Durante a escravidão, ainda que com estatutos sociais diferentes, de escravos ou libertos, os negros eram percebidos pela sociedade apenas coletivamente. Ela só os entendia como mão-de-obra ou como um perigo constante para a ordem social. Assim, nos espaços criados pelas nações eles compartilhavam suas experiências e saberes individuais reconstruindo suas identidades enquanto pessoas e enquanto grupo. Deste modo, ao se valerem de suas experiências pessoais, mesclaram a suas práticas culturais as indígenas e portuguesas, porém, ao fazê-lo, não se homogeneizaram, apenas selecionaram nas outras culturas os elementos que melhor se adequassem à perpetuação de seus próprio valores.
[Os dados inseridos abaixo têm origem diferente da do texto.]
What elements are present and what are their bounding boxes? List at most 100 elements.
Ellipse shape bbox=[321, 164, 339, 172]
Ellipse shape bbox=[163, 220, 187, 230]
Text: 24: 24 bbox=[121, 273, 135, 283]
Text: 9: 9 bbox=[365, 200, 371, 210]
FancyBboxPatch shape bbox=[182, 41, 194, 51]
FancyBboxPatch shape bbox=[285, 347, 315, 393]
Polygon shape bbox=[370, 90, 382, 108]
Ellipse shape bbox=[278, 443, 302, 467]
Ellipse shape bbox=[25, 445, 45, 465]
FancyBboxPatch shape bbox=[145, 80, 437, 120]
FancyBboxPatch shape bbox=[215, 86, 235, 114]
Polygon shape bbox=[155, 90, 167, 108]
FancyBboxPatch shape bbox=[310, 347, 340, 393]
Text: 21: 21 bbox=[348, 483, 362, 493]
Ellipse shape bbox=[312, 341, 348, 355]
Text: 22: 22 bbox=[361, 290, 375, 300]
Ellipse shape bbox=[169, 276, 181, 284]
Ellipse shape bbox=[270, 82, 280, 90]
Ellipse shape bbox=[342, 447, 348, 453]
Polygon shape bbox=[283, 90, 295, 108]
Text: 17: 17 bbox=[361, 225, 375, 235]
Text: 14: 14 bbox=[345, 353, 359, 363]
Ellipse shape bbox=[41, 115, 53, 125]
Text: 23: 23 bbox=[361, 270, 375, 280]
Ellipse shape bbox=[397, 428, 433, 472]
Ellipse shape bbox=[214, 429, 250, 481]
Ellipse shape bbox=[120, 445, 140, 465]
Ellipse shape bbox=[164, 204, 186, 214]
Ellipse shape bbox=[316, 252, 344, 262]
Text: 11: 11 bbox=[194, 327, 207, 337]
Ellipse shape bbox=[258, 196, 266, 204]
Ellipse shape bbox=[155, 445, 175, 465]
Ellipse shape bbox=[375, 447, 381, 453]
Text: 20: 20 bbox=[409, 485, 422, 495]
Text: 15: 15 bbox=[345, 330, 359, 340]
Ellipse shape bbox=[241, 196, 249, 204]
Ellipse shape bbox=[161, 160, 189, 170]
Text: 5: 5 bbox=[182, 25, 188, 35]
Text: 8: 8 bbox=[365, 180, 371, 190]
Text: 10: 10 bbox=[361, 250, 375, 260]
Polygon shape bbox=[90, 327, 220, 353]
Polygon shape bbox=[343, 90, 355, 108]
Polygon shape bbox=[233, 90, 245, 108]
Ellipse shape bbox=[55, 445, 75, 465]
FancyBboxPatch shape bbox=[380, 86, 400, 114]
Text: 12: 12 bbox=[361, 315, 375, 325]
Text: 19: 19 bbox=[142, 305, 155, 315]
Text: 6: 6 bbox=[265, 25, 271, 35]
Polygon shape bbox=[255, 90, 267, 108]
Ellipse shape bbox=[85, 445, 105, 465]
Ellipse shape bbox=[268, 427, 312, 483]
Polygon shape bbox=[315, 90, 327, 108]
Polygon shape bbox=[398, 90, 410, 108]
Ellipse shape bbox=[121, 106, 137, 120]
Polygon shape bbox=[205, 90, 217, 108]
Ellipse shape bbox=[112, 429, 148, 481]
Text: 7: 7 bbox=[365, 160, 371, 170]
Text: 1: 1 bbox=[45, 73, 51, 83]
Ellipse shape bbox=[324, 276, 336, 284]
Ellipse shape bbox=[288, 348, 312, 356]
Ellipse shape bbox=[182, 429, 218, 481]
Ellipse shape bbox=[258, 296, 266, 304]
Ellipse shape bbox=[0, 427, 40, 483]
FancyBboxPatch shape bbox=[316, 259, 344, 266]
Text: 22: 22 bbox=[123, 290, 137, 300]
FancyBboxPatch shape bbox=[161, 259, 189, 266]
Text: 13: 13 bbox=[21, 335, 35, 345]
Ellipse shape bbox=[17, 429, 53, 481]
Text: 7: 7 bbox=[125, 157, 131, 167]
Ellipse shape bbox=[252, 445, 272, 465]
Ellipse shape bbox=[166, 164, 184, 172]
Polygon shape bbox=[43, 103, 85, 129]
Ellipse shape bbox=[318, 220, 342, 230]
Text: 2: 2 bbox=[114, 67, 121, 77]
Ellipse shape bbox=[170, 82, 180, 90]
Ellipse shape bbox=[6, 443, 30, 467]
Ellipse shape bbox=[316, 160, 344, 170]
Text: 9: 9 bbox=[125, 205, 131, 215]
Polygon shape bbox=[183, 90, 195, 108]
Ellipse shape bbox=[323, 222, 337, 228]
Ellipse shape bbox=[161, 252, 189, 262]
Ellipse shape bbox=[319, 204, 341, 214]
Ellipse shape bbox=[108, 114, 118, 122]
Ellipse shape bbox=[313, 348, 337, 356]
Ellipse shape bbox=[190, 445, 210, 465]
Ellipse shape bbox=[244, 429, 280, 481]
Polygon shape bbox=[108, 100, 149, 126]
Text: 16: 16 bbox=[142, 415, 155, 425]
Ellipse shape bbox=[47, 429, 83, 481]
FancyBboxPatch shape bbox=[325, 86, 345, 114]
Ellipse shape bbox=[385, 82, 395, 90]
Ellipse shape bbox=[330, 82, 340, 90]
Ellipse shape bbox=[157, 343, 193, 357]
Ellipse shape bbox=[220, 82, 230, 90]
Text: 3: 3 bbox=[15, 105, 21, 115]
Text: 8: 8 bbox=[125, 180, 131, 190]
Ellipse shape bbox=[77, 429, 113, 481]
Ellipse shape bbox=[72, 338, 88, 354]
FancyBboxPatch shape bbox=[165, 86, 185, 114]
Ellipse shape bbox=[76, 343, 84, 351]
As escolhas eram feitas a partir de um repertório anterior e as diferenças se estabeleciam a partir da maneira como este traço cultural era manifestado. Em verdade, o elemento escolhido reforçava um outro que não poderia ou não convinha aparecer explicitamente. Como as tradições africanas que aqui aportavam não eram idênticas, os elementos escolhidos, traçados e mantidos não foram os mesmos, nem da mesma ordem de importância. Variaram com as épocas, isto é, com aquilo que importava manter ou abrir mão em determinado período. Entretanto, as escolhas e/ou renúncias não seguiam um programa racionalmente preparado, antes disso, flutuavam ao sabor das contingências do dia-a-dia. Assim, pouco importava se um traço cultural era imposto, importava sim, conviver com essa imposição sem perder de vista as próprias referências. Esse é, por exemplo, o caso das nações e de muitas outras imposições do sistema escravista. Talvez o mais vigoroso exemplo desta conduta seja encontrado nas Irmandades de Homens de Cor. Elas, que foram um importante centro de reelaboração e de resistência à escravidão, vieram como uma imposição da cultura cristã e portuguesa.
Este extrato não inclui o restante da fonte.